The RBI launched Operation twist on 19th December 2019 to lower long-term interest rates in the economy.
What is Operation twist by RBI?
Operation twist is buying and selling of Government securities by the RBI simultaneously through Open Market Operations (OMO). Basically, the RBI sells short-term securities and uses the proceeds to buy long term securities. Therefore, Operation Twist is also called Special Open Market Operations.
For the uninitiated, Open Market Operations is the buying and selling of Government securities by the RBI. If the RBI has to increase the money supply, it purchases government securities from the market. If the RBI has to decrease the money supply, it sells government securities in the market. [You may read: Repo, LAF, CRR, SLR, MSF, OMO, MSS- explained]
The first phase of Operation Twist was done on 19th December 2019. The RBI sold short-term securities (maturing in 2020) worth Rs.10000 crores and bought long-term securities (maturity period of 10 years) worth Rs.10000 crores. The latest round was done on 27th April 2020.
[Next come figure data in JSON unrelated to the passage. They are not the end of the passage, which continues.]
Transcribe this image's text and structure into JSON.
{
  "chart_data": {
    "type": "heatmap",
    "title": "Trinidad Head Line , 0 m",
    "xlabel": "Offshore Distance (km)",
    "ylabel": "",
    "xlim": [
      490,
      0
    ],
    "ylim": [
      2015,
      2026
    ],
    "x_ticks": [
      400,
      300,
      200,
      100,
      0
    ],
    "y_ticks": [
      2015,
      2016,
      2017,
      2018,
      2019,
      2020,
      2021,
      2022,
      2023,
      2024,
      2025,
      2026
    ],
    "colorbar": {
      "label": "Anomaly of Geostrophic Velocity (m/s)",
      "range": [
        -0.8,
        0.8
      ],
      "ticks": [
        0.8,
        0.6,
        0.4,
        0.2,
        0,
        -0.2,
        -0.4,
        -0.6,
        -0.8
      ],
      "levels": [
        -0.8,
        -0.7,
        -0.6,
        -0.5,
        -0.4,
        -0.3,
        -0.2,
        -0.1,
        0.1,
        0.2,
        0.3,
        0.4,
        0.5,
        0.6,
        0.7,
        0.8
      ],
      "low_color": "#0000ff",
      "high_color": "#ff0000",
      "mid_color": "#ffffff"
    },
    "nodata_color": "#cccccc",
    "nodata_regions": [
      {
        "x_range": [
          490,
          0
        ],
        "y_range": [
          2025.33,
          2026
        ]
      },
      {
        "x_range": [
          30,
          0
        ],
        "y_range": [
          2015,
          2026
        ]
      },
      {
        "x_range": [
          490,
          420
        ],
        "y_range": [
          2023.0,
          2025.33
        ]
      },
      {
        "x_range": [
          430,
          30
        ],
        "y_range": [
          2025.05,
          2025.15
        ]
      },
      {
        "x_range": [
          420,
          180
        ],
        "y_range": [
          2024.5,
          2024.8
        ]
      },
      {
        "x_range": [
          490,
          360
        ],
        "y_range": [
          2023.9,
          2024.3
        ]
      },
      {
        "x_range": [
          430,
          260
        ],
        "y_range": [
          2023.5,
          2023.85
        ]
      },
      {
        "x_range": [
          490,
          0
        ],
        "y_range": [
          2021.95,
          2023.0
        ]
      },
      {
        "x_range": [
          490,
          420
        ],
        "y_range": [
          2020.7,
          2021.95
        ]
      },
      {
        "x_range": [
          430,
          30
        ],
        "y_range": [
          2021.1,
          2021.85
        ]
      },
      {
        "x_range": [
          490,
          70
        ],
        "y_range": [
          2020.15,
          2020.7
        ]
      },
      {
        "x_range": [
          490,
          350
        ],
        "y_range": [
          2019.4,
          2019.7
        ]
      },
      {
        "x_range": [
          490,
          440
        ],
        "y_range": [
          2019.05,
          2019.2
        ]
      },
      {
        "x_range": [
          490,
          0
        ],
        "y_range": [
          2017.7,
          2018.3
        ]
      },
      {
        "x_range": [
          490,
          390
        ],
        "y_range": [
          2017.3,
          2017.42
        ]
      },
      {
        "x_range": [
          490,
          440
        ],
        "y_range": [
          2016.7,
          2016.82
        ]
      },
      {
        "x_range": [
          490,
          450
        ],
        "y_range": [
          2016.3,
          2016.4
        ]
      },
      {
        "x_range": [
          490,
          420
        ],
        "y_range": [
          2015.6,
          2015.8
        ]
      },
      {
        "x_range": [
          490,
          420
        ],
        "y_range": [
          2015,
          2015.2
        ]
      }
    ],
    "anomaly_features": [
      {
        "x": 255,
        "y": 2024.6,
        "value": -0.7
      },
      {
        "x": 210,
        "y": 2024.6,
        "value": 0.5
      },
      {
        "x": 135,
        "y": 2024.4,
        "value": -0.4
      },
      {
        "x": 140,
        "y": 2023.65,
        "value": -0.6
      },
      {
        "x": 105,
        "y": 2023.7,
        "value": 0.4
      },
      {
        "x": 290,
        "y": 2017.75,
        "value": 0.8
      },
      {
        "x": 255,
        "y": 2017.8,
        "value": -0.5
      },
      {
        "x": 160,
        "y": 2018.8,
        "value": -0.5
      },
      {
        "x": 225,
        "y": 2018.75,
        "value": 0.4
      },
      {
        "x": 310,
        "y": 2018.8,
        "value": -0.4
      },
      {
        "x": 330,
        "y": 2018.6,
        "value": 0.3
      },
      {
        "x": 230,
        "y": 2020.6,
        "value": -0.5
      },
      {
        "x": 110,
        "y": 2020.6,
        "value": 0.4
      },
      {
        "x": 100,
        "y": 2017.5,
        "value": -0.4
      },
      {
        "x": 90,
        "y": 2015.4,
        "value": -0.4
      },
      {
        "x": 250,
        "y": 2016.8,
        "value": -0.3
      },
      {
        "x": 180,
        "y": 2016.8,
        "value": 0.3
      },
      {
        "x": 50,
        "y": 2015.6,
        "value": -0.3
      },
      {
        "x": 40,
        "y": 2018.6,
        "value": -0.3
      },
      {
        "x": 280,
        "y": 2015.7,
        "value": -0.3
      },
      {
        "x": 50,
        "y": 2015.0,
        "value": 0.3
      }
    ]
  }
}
What is the purpose of Operation Twist?
The RBI buys long term Government securities. It increases the demand for long term securities, and hence its price. This, in turn, decreases the yield on these securities/ bonds.
The RBI sells short-term securities. It increases the supply for short term securities and hence reduces its price. This increases the yield on these securities/ bonds.
[Bond yield is the amount of return realised on a bond. There is an inverse relationship between bond price and bond yield. I highly recommend you to read this article- What is Bond, Bond Yield and Yield Curve?]
The interest rate in the economy is generally based on bond yields. The purpose of the operation is to decrease interest rates for long-term loans and boost lending and investment.
Why did the RBI launch Operation Twist when it has other tools at its disposal?
The RBI had to adopt this tool as it cut the Repo rate by 135 basis points last year. Even though RBI had cut rates, the banks haven’t didn’t pass it on to the borrowers. This was a step taken to drive up monetary policy transmission and lower the long-term interest rates.
[You may read- Why RBI did not cut interest rates in Dec 2019?]
Why is it called Operation ‘twist’ though?
The operation twist by the RBI is an Indian version of the monetary policy tool adopted by the Federal Reserve in the US in the aftermath of the Financial Crisis of 2008 to boost lending.
[The Fed implemented operation twist in 2011 and 2012. It ended the operation in December 2012 and replaced it with “quantitative easing”. [You may read: Quantitative Easing Explained] The original operation twist was launched in 1961. It was named after a dance move made popular by singer, Chubby Checker. ]
This monetary policy tool is called Twist (after the popular dance move) because it causes a twist in the shape of the yield curve. As the yield of short-term securities rises and that of long-term securities falls, the yield curve flattens. [You may read: What is a yield curve?]
[You may also read- What is Long-Term Repo Operations?]
Thank You for posting a simplified explanation .
, can this be also linked with Asset -Liability Mismatch of NBFC ,who are excessively relying on
short term loans (Economic Survey 2019) .As with this operation , RBI is making short term borrowing expensive (higher interest rates ) and long term borrowing cheaper ??
Further ,can you post an explanation on “Roll-over ” and Re-finance risks of NBFC discussed in ES -2019
best regards
As RBI is Banker to GOI, and considering that RBI manages the GOI borrowing programme, how will Operation TWIST help in managing the pricing of Bond at the time of new Issuance?